Los músicos buscan rápidamente en los cuadernillos la partitura de La múcura, a ritmo de mambo, y arrancan a tocar. Son las diez y cincuenta. Entran mas danzarines a la pista, algunos ya bailando. Los músicos, de pie frente a los atriles, dejan las boquillas de las trompetas y los saxofones y cantan en coro mamá no puedo con ella, es que no puedo con ella. Somoza se aparta un momento de la plática de Rafa Parrales y se voltea hacia la Primera Dama, moviendo rítmicamente los hombros, como si la incitara a bailar.
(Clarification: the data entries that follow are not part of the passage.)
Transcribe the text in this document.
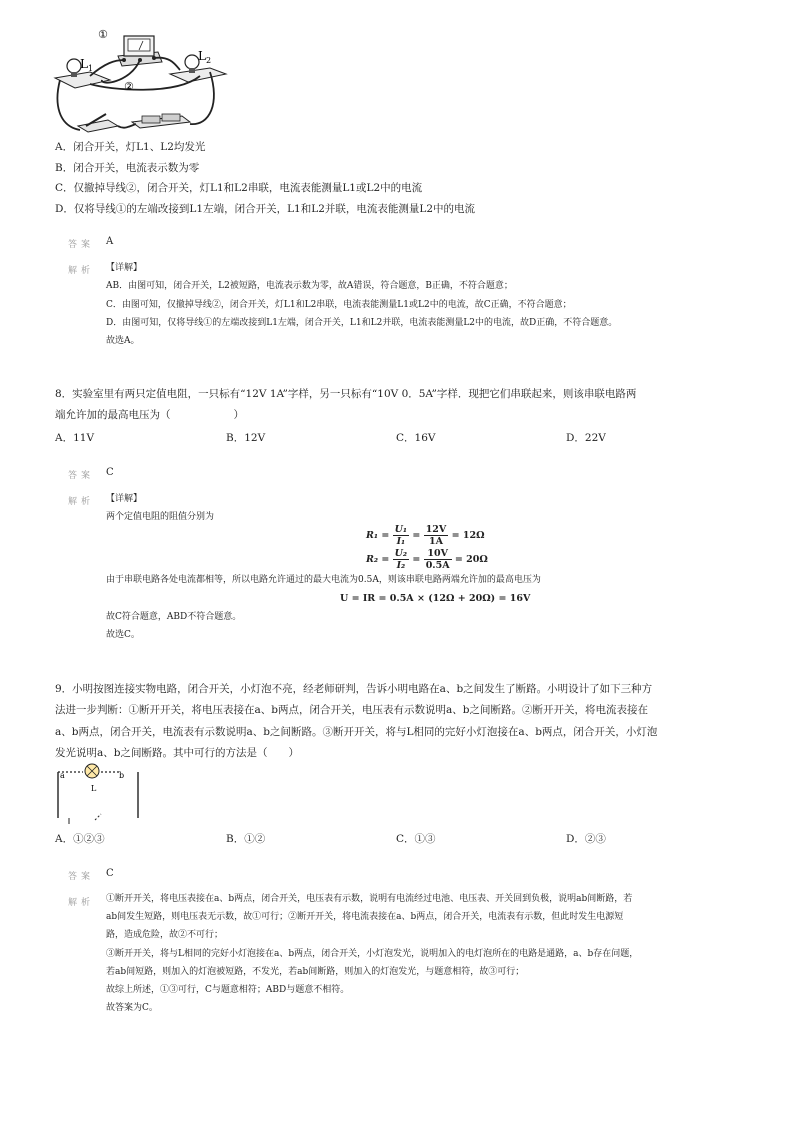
$L_1$
$L_2$
①
②
A．闭合开关，灯L1、L2均发光
B．闭合开关，电流表示数为零
C．仅撤掉导线②，闭合开关，灯L1和L2串联，电流表能测量L1或L2中的电流
D．仅将导线①的左端改接到L1左端，闭合开关，L1和L2并联，电流表能测量L2中的电流
答案 A
解析 【详解】
AB．由图可知，闭合开关，L2被短路，电流表示数为零，故A错误，符合题意，B正确，不符合题意；
C．由图可知，仅撤掉导线②，闭合开关，灯L1和L2串联，电流表能测量L1或L2中的电流，故C正确，不符合题意；
D．由图可知，仅将导线①的左端改接到L1左端，闭合开关，L1和L2并联，电流表能测量L2中的电流，故D正确，不符合题意。
故选A。
8．实验室里有两只定值电阻，一只标有“12V 1A”字样，另一只标有“10V 0．5A”字样．现把它们串联起来，则该串联电路两
端允许加的最高电压为（　　　　　　）
A．11V	B．12V	C．16V	D．22V
答案 C
解析 【详解】
两个定值电阻的阻值分别为
$R_1 = \frac{\text{U₁}}{\text{I₁}} = \frac{12V}{1A} = 12\Omega$
$R_2 = \frac{\text{U₂}}{\text{I₂}} = \frac{10V}{0.5A} = 20\Omega$
由于串联电路各处电流都相等，所以电路允许通过的最大电流为0.5A，则该串联电路两端允许加的最高电压为
U = IR = 0.5A × (12Ω + 20Ω) = 16V
故C符合题意，ABD不符合题意。
故选C。
9．小明按图连接实物电路，闭合开关，小灯泡不亮，经老师研判，告诉小明电路在a、b之间发生了断路。小明设计了如下三种方
法进一步判断：①断开开关，将电压表接在a、b两点，闭合开关，电压表有示数说明a、b之间断路。②断开开关，将电流表接在
a、b两点，闭合开关，电流表有示数说明a、b之间断路。③断开开关，将与L相同的完好小灯泡接在a、b两点，闭合开关，小灯泡
发光说明a、b之间断路。其中可行的方法是（　　）
a	b
L
A．①②③	B．①②	C．①③	D．②③
答案 C
解析 ①断开开关，将电压表接在a、b两点，闭合开关，电压表有示数，说明有电流经过电池、电压表、开关回到负极，说明ab间断路，若
ab间发生短路，则电压表无示数，故①可行；②断开开关，将电流表接在a、b两点，闭合开关，电流表有示数，但此时发生电源短
路，造成危险，故②不可行；
③断开开关，将与L相同的完好小灯泡接在a、b两点，闭合开关，小灯泡发光，说明加入的电灯泡所在的电路是通路，a、b存在问题，
若ab间短路，则加入的灯泡被短路，不发光，若ab间断路，则加入的灯泡发光，与题意相符，故③可行；
故综上所述，①③可行，C与题意相符；ABD与题意不相符。
故答案为C。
Ella ríe de con una corta carcajada, y lo desprecia en juego, con un gesto de la mano.
Rigoberto cuida de no ser desplazado de su sitio sin romper la cadencia de las manos, pies y cintura, y sin dejar de sonreír a la muchacha que baila fijándose en el trabajo de sus propios pies mientras masca el chicle muchacha quien te rompió tu mucurita de barro, la toma por el talle invitándola a ladear el torso como el mismo lo hace, se vuelve en un giro que lo deja de cara a la mesa de honor y eleva las, manos como si agitara dos maracas San Pedro que me ayudó pa'que me hiciste llamarlo, las baja y las lleva al pecho, se arrodilla abriendo las piernas la  mucura está en el suelo mamá no puedo con ella, y es Moralitos el que se adelanta asustado, lo ha visto meter la mano bajo el saco es que no puedo con ella, el pequeño revolver ya de pronto apuntando, el animalito negro que va a morder tu mucurita de barro, un vómito encendido, zarpazos deslumbrantes, estallidos apagados como cachinflines, y Somoza se dob1a en el regazo de la Primera Dama como si tuviera sueño y ella extiende sus brazos para recibirlo derramando el vaso de Ginger-Ale es que no puedo con ella, suenan los disparos más poderosos de la pistola automática de Moralitos no puedo con ella y cada instrumento va a callarse por su cuenta, llama sin respuesta el cencerro y solo el alboroto de la batería queda de ultimo ya cuando las parejas corren, se atropellan, derriban los atriles, un reguero de zapatos de tacones altos en el piso, alguien ha tropezado entre los gritos y empujones contra el bombo de 1a batería y se sueltan restallando los p1atillos, caen las bandejas de los meseros que huyen, en la mesa de honor no queda nadie más que Somoza y la Primera Dama que lo sostiene, y el bailarín solitario, abandonado por su pareja que también ha huido, sigue, acuclillado en el suelo en su pase final, bañado en sangre, las piernas ligeramente abiertas, el revólver todavía apuntando, ya sin balas, por debajo de la mesa; y cuando Rafa Parrales, escondido detrás de un pilar del corredor, se asoma, sin que acabe de salirle la voz, le grita:
-¡Poeta! ¿Qué está haciendo alllí?
Y como si fuera una señal, las bocas de las subametralladoras Thompson se abren con furia sobre el bailarín acuclillado que ahora inicia un nuevo movimiento hacia arriba, violento, desconcertado, y otra vez hacia abajo, doblando las rodillas pero negándose a ponerlas en tierra, un estertor como si las timbas, las maracas y la quijada de burro siguieran percutiendo y el cuerpo que se agita en frenesí respondiera al llamado de las trompetas, se inclina en un último impulso hacia adelante, toca con la cabeza el piso espolvoreado de talco y el animalito huye, apenas unos pasos, de su mano abierta.
Y hay un último disparo a quemarropa porque el coronel Justo Pastor Gonzaga, con la pistola niquelada en alto, se acerca cegato al cadáver tendido en el charco de sangre que va cubriendo el piso embaldosado, busca con dificultad la puntería, se inclina y le vuela la cabeza.”